Vatandaşlardan felaket tellallarına prim vermemelerini rica eden Cumhurbaşkanı Erdoğan, “Ben tüm vatandaşlarımdan Türkiye’nin potansiyeline güvenmesini, bu ülkeye inanmasını, umudunu asla yitirmemesini istirham ediyorum.
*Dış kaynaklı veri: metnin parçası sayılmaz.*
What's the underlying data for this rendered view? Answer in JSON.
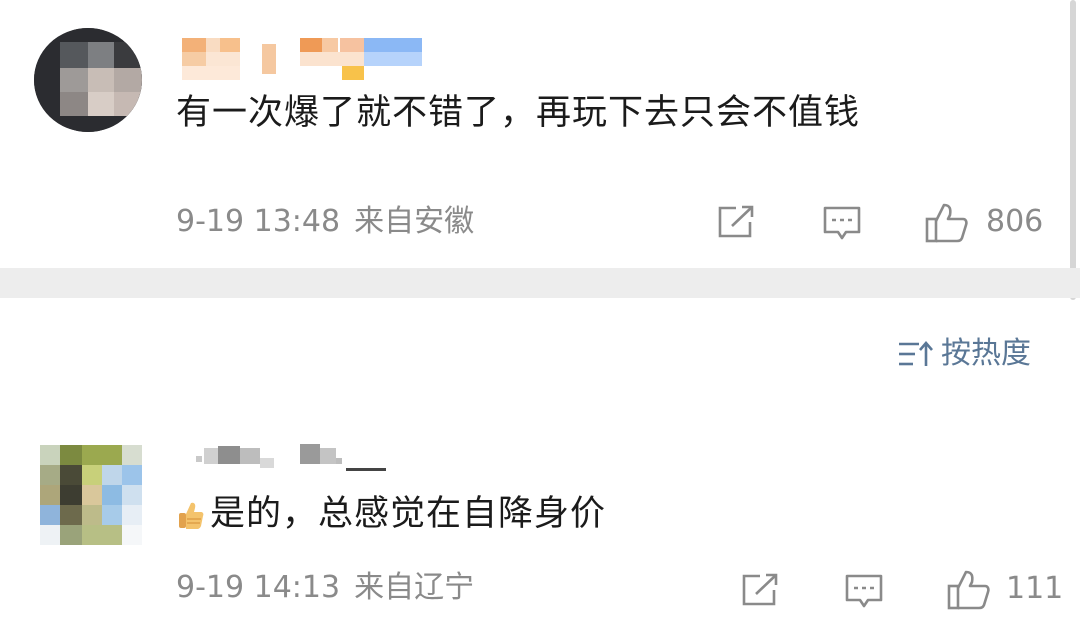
{
  "comments": [
    {
      "text": "有一次爆了就不错了，再玩下去只会不值钱",
      "time": "9-19 13:48",
      "location": "来自安徽",
      "likes": "806"
    },
    {
      "emoji": "thumbs-up",
      "text": "是的，总感觉在自降身价",
      "time": "9-19 14:13",
      "location": "来自辽宁",
      "likes": "111"
    }
  ],
  "sort": {
    "label": "按热度"
  },
  "icons": {
    "repost": "share-icon",
    "comment": "comment-icon",
    "like": "like-icon",
    "sort": "sort-icon"
  },
  "colors": {
    "sort_accent": "#5a7796",
    "meta_text": "#8a8a8a",
    "body_text": "#1b1b1b",
    "divider": "#ededed"
  }
}
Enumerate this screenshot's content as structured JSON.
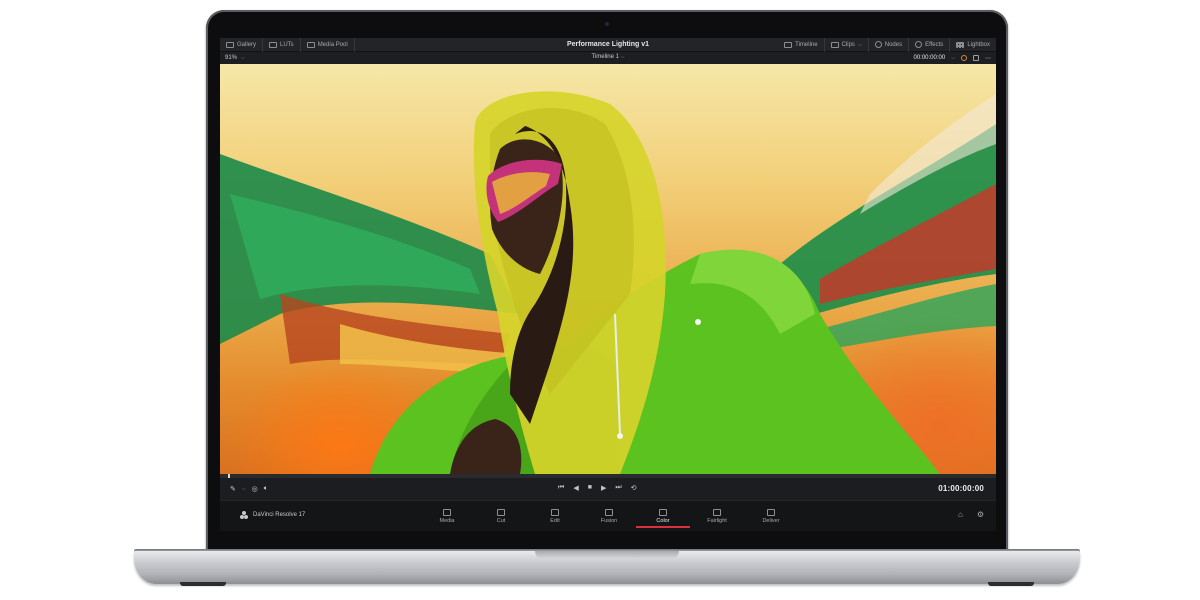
{
  "app": {
    "title": "Performance Lighting v1",
    "brand": "DaVinci Resolve 17"
  },
  "topbar": {
    "left": [
      {
        "label": "Gallery",
        "icon": "gallery-icon"
      },
      {
        "label": "LUTs",
        "icon": "luts-icon"
      },
      {
        "label": "Media Pool",
        "icon": "media-pool-icon"
      }
    ],
    "right": [
      {
        "label": "Timeline",
        "icon": "timeline-icon"
      },
      {
        "label": "Clips",
        "icon": "clips-icon"
      },
      {
        "label": "Nodes",
        "icon": "nodes-icon"
      },
      {
        "label": "Effects",
        "icon": "effects-icon"
      },
      {
        "label": "Lightbox",
        "icon": "lightbox-icon"
      }
    ]
  },
  "viewer": {
    "zoom": "91%",
    "timeline_name": "Timeline 1",
    "source_timecode": "00:00:00:00",
    "timecode": "01:00:00:00",
    "playhead_fraction": 0.01
  },
  "transport": {
    "buttons": [
      {
        "name": "go-to-start-icon",
        "glyph": "⏮"
      },
      {
        "name": "play-reverse-icon",
        "glyph": "◀"
      },
      {
        "name": "stop-icon",
        "glyph": "■"
      },
      {
        "name": "play-icon",
        "glyph": "▶"
      },
      {
        "name": "go-to-end-icon",
        "glyph": "⏭"
      },
      {
        "name": "loop-icon",
        "glyph": "⟲"
      }
    ]
  },
  "pages": [
    {
      "label": "Media",
      "icon": "media-page-icon",
      "active": false
    },
    {
      "label": "Cut",
      "icon": "cut-page-icon",
      "active": false
    },
    {
      "label": "Edit",
      "icon": "edit-page-icon",
      "active": false
    },
    {
      "label": "Fusion",
      "icon": "fusion-page-icon",
      "active": false
    },
    {
      "label": "Color",
      "icon": "color-page-icon",
      "active": true
    },
    {
      "label": "Fairlight",
      "icon": "fairlight-page-icon",
      "active": false
    },
    {
      "label": "Deliver",
      "icon": "deliver-page-icon",
      "active": false
    }
  ],
  "colors": {
    "active_page_accent": "#d8323a",
    "ui_dark": "#1c1d20"
  }
}
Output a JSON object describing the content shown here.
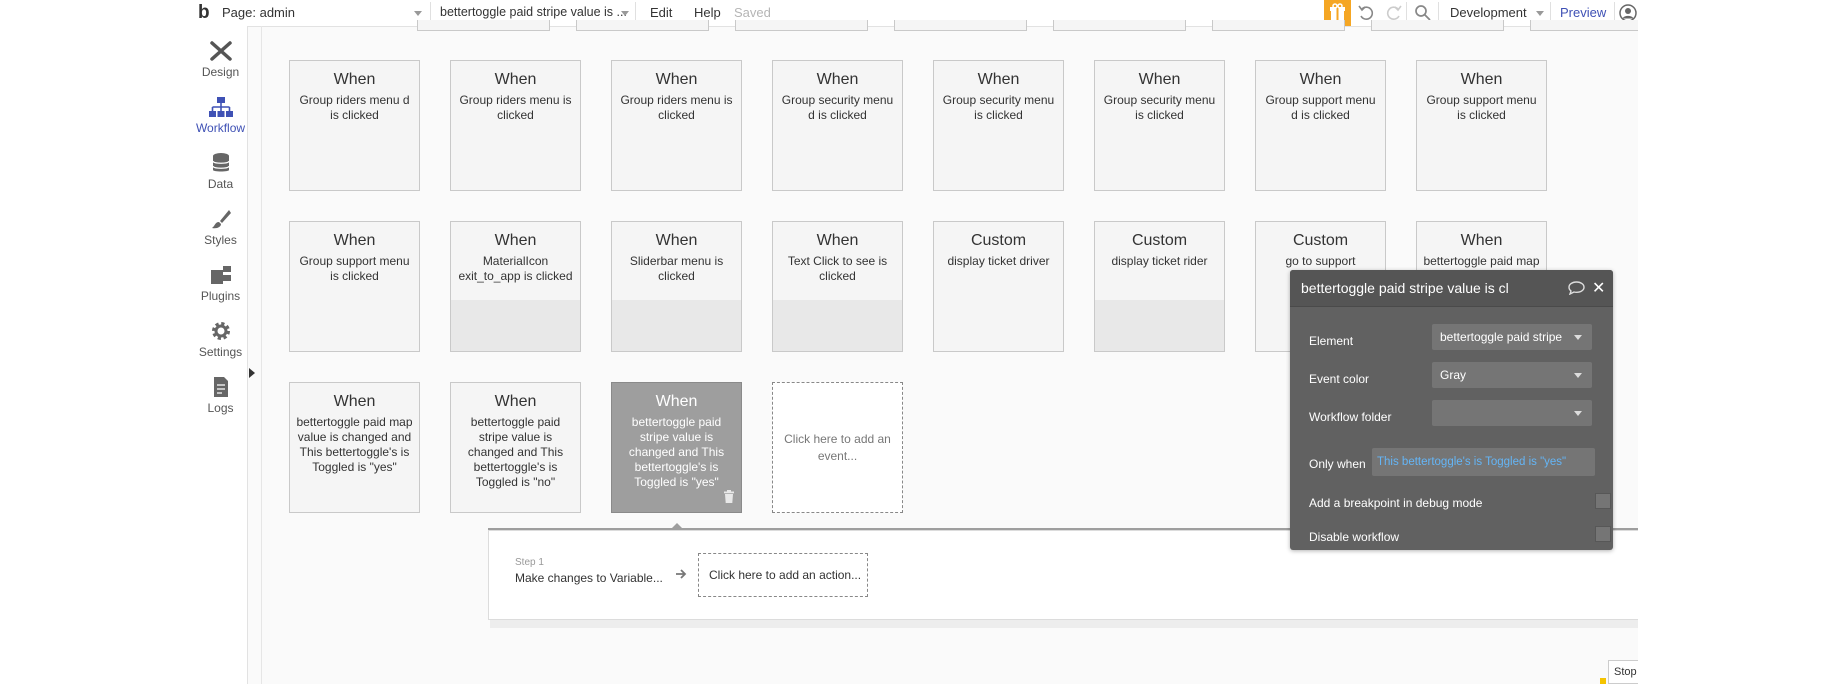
{
  "topbar": {
    "page_selector": "Page: admin",
    "workflow_selector": "bettertoggle paid stripe value is ...",
    "menu_edit": "Edit",
    "menu_help": "Help",
    "save_status": "Saved",
    "environment": "Development",
    "preview": "Preview"
  },
  "sidebar": {
    "items": [
      {
        "label": "Design"
      },
      {
        "label": "Workflow"
      },
      {
        "label": "Data"
      },
      {
        "label": "Styles"
      },
      {
        "label": "Plugins"
      },
      {
        "label": "Settings"
      },
      {
        "label": "Logs"
      }
    ]
  },
  "events": {
    "row1": [
      {
        "kw": "When",
        "desc": "Group riders menu d is clicked"
      },
      {
        "kw": "When",
        "desc": "Group riders menu is clicked"
      },
      {
        "kw": "When",
        "desc": "Group riders menu is clicked"
      },
      {
        "kw": "When",
        "desc": "Group security menu d is clicked"
      },
      {
        "kw": "When",
        "desc": "Group security menu is clicked"
      },
      {
        "kw": "When",
        "desc": "Group security menu is clicked"
      },
      {
        "kw": "When",
        "desc": "Group support menu d is clicked"
      },
      {
        "kw": "When",
        "desc": "Group support menu is clicked"
      }
    ],
    "row2": [
      {
        "kw": "When",
        "desc": "Group support menu is clicked"
      },
      {
        "kw": "When",
        "desc": "MaterialIcon exit_to_app is clicked"
      },
      {
        "kw": "When",
        "desc": "Sliderbar menu is clicked"
      },
      {
        "kw": "When",
        "desc": "Text Click to see is clicked"
      },
      {
        "kw": "Custom",
        "desc": "display ticket driver"
      },
      {
        "kw": "Custom",
        "desc": "display ticket rider"
      },
      {
        "kw": "Custom",
        "desc": "go to support"
      },
      {
        "kw": "When",
        "desc": "bettertoggle paid map"
      }
    ],
    "row3": [
      {
        "kw": "When",
        "desc": "bettertoggle paid map value is changed and This bettertoggle's is Toggled is \"yes\""
      },
      {
        "kw": "When",
        "desc": "bettertoggle paid stripe value is changed and This bettertoggle's is Toggled is \"no\""
      },
      {
        "kw": "When",
        "desc": "bettertoggle paid stripe value is changed and This bettertoggle's is Toggled is \"yes\""
      }
    ],
    "add_event": "Click here to add an event..."
  },
  "panel": {
    "title": "bettertoggle paid stripe value is cl",
    "element_label": "Element",
    "element_value": "bettertoggle paid stripe",
    "event_color_label": "Event color",
    "event_color_value": "Gray",
    "workflow_folder_label": "Workflow folder",
    "workflow_folder_value": "",
    "only_when_label": "Only when",
    "only_when_value": "This bettertoggle's is Toggled is \"yes\"",
    "breakpoint_label": "Add a breakpoint in debug mode",
    "disable_label": "Disable workflow"
  },
  "workflow": {
    "step_label": "Step 1",
    "step_action": "Make changes to Variable...",
    "add_action": "Click here to add an action..."
  },
  "stop_button": "Stop",
  "colors": {
    "accent": "#3f51b5",
    "link": "#64b5f6",
    "gift": "#f5a623",
    "panel_bg": "#616161"
  }
}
Çünkü biz 2 bin 200 yıllık devlet geleneğimiz boyunca aşılmaz denilen nice engeli açmış, akrebin kıskacında yoğrularak bugünlere gelmiş bir milletiz” ifadesini kullandı.

Türkiye ortak paydasında buluşma çağrısı

Türkiye’nin kazandığı her başarının gerisinde çok ciddi bir mücadelenin var olduğunu aktaran Cumhurbaşkanı Erdoğan, “El ele verirsek, her birimize özellikle büyük bir yükü kavrayacağımıza inanıyorum. Hele hele bir olur, iri olur, diri olur, kardeş olur, hep birlikte Türkiye olursak Allah’ın izniyle üstesinden gelemeyeceğimiz hiçbir sıkıntı yoktur. Bunun için her fırsatta müştereklerimize vurgu yapıyor, vatandaşlarımızı Türkiye ortak paydasında buluşmaya çağırıyoruz. Bunun için 82 milyon her ferdinin sadece kardeş değil, aynı zamanda kaderdaş olduğunu, aynı geminin yolcuları olduğunu söylüyoruz” değerlendirmesinde bulundu.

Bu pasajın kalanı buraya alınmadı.